Companies including Amazon, Starbucks, Southwest Airlines, Disney, and Google use mission statements, vision statements, and core values to guide their decision making. From executives to baristas and software technicians and everything in between, these frameworks provide a structure and a guiding light to everyone in the organization. Another great example of a company who uses a framework of values to guide their behavior is Zappos (more here). As you can see from the first sentence on the page, Zappos let’s their core values guide their behavior: “At Zappos our 10 Core Values are more than just words, they’re a way of life.” At Zappos (and the other companies listed here), the shared beliefs of the organization provide direction to employees to ensure that the company thrives and works toward its goals.

Now that you’ve been introduced to how a framework of beliefs can guide behavior, study the image below. This is a visual representation of Seattle Seahawks’ Head Coach Pete Carroll’s philosophy and beliefs behind coaching and running a football team. What stands out about what you see? Perhaps it’s the simplicity of the image and the philosophy itself – the fact that he could fit all his foundational coaching beliefs into one small triangle. Or maybe it’s the structure of the triangle itself – how it is broken down into segments for “Belief System,” “Central Theme,” “Environment,” and “Performance.” Or, maybe it’s the title, Win Forever (which also happens to be the title of his book), or some of the taglines and sayings littered throughout the image (e.g., “If you want to win forever, always compete”). Regardless of what you notice, many great leaders, including other examples from coaches in the sports world (e.g., John Wooden, Bill Walsh), have taken the time to summarize and write out their foundational beliefs and values in coaching and leadership.
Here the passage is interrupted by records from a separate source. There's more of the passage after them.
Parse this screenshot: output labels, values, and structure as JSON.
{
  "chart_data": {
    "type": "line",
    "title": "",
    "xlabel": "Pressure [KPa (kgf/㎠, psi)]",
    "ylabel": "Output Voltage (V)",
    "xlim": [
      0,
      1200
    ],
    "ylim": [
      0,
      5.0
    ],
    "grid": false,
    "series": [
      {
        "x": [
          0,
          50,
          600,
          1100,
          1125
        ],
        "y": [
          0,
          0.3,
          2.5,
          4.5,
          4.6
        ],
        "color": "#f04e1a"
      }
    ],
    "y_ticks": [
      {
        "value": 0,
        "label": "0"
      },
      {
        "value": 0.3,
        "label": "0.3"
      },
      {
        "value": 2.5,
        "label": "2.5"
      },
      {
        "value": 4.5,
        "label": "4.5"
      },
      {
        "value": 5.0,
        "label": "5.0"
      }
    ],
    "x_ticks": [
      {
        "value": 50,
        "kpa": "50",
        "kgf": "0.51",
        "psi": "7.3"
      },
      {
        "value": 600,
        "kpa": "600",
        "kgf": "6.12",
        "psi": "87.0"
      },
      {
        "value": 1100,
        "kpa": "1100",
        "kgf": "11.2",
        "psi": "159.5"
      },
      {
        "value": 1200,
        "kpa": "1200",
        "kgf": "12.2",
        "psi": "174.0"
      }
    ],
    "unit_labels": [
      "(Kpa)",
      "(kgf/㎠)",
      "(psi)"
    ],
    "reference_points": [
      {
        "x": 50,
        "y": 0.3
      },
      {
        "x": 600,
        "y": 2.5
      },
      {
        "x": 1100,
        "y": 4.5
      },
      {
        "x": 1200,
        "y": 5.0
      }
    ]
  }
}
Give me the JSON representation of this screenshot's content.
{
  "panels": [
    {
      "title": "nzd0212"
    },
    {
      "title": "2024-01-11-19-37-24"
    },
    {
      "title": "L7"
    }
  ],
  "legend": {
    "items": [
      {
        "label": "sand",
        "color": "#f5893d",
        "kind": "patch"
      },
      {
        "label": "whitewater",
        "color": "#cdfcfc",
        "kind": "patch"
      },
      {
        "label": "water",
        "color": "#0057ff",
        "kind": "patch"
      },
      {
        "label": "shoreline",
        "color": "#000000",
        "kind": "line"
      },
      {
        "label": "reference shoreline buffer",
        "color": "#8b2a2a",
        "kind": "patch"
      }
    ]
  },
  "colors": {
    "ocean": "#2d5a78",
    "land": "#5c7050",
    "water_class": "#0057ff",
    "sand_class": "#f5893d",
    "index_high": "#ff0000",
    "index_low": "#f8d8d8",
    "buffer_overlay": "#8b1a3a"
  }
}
Now, take a few minutes and watch the following video from Carroll’s Seattle Seahawks: Practice is Everything. How many of the same themes and beliefs did you see or hear from Carroll in the video? First, the title of the video, Practice is Everything, is the “Environment” that Carroll is trying to get his team to buy into. They clearly value practice and you can hear that in Carroll’s description of their training. You also heard the “Central Theme” of the program, “Competition,” reiterated over and over in how they structure their practice sessions. And what about Carroll and his staff? The “Style” with which they coach is with great enthusiasm and energy. The video is a great example of when beliefs drive behavior and there is great synergy between what you say and what you do. The foundational beliefs and the values that Carroll wants his program to live according to are not simply lip service or graphics on the walls of the Seahawks’ practice facilities – Carroll, and his coaching staff, are a living, breathing embodiment of those values. This is what it looks like when beliefs about how to run a company, organization, or team directly influence what you do each day, and how you do it.

Pete Carroll summarized his beliefs using the above image. Legendary UCLA Basketball Coach John Wooden used a similar image to represent his Pyramid of Success. NFL Hall of Fame Coach Bill Walsh (San Francisco 49ers) developed a list of rules and beliefs that he termed his “Standards of Performance” (more on that in his book: The Score Takes Care of Itself). How can you be more deliberate about listing out your beliefs or values for your company or team? What kind of environment are you trying to create within your office? What is the style and vibe with which you communicate, run meetings, and treat clients? Start asking yourself these questions and jotting down some of your thoughts on what you really believe drives performance in your field. Then, think about the action steps that you can take. How can you put those beliefs and put them into action? How can your values drive what you do? When your beliefs start guiding behavior, you’re taken a huge step forward on the path of becoming a great team and toward consistent peak performance.